Everybody who is providing good outcomes has a place in the sector

The PIE: As private equity begins to flow into the sector, what role will smaller operators have?

KK: We are in the beginning, this isn’t an industry that has played out. The ten biggest university companies in the world together would have less than a 1% market share of global market. Everybody who is providing good outcomes has a place in the sector. It’s notoriously difficult to scale up because you can’t have one school in one area with 20,000 students. So I don’t think there is an end-state where five education companies enrol even 10% of the kids in the world. But I do think that there is an opportunity for many very small companies to triple in size.

There was a time when you were a small English language school or university who would buy you? That era is gone. Now you have private equity funds who are dying to put money in, you have large school and university companies that can roll you up. Just make a quality product and sell it.

The PIE: What do investors look for in schools?

KK: They want to see if a school has a predictable pattern of growth. What they don’t want is enrolments up one year and down the next. And they want to see that the school has been run with longevity in mind, that it retains its students and does good by them.

The PIE: What trends do you see in the international education sector?

Investors want to see that the school has been run with longevity in mind, that it retains its students and does good by them

KK: We have to separate out developed countries and emerging markets- because they’re totally different stories.
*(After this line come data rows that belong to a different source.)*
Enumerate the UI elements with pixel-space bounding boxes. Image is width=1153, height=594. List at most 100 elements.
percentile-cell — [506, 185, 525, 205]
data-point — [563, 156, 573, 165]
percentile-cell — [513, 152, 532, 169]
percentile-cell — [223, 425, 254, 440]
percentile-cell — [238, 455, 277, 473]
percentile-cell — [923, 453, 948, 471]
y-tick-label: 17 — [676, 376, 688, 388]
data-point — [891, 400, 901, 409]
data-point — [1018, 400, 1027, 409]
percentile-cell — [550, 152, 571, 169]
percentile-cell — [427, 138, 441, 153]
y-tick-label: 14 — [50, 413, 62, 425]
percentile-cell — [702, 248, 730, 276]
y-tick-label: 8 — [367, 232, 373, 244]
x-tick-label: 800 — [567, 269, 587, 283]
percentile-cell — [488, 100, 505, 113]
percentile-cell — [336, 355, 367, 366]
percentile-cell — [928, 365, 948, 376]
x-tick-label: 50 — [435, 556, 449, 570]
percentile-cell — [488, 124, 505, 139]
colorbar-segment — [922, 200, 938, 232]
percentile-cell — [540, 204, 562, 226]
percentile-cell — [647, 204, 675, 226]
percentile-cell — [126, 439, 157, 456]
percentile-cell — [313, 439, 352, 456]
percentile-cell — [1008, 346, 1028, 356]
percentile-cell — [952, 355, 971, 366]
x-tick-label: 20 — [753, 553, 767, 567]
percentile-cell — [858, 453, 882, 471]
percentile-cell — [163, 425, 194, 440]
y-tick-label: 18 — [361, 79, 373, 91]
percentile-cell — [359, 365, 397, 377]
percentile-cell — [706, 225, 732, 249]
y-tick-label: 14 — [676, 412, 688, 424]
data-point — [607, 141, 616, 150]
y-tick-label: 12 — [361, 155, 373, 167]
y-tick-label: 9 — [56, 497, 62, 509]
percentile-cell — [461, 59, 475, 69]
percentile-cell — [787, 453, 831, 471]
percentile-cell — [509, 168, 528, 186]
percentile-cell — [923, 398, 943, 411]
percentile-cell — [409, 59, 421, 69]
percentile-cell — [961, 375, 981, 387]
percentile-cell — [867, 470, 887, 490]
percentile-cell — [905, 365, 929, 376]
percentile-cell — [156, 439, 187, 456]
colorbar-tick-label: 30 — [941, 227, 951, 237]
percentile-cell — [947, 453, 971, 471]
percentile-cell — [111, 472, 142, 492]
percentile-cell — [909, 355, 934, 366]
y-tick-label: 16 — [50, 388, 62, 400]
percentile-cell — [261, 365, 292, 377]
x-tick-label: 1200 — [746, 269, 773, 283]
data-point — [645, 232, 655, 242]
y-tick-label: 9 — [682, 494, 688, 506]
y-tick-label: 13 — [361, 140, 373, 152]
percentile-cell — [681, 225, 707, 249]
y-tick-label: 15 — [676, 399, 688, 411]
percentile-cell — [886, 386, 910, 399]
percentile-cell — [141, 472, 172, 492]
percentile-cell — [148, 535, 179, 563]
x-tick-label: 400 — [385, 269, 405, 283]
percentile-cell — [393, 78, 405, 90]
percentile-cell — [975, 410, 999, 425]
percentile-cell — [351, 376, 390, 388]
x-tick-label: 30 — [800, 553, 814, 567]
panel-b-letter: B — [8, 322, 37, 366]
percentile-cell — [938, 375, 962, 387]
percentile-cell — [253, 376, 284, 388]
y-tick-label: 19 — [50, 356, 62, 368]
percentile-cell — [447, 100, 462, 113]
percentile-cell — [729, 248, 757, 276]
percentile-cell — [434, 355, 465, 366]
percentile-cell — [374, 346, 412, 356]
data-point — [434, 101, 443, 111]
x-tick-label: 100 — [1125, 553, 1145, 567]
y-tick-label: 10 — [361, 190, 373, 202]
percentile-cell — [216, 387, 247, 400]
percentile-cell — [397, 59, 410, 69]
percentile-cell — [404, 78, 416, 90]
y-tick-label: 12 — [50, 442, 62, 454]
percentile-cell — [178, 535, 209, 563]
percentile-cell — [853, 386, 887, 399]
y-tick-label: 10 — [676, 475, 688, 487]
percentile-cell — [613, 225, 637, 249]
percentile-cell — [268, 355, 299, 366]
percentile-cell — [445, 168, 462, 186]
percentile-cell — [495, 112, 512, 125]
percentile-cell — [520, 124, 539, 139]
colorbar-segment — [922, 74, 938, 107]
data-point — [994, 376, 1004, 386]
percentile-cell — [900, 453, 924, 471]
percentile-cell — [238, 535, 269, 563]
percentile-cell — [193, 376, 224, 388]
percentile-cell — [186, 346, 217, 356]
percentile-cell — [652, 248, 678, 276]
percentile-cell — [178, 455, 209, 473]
Western Europe and North America are wrestling with education systems that are bloated and just expensive. In the US a typical liberal arts college or private university has reached a state where the cost is one hundred dollars per hour per student.

In the emerging world, there are pockets of exception, but in most of it there’s just not enough education.  2011 was the first year that total investments in emerging markets exceeded total investments in developed countries. That means on balance, risk adjusted, emerging markets are expected to be the engine of growth for the world. To live up to that hype, they’ve got to crank out skilled people.

Maybe in emerging markets we can develop a new system of education that can bypass this pathway of a hundred bucks per kid per hour. I hope so. But we aren’t there yet. Right now, more is good.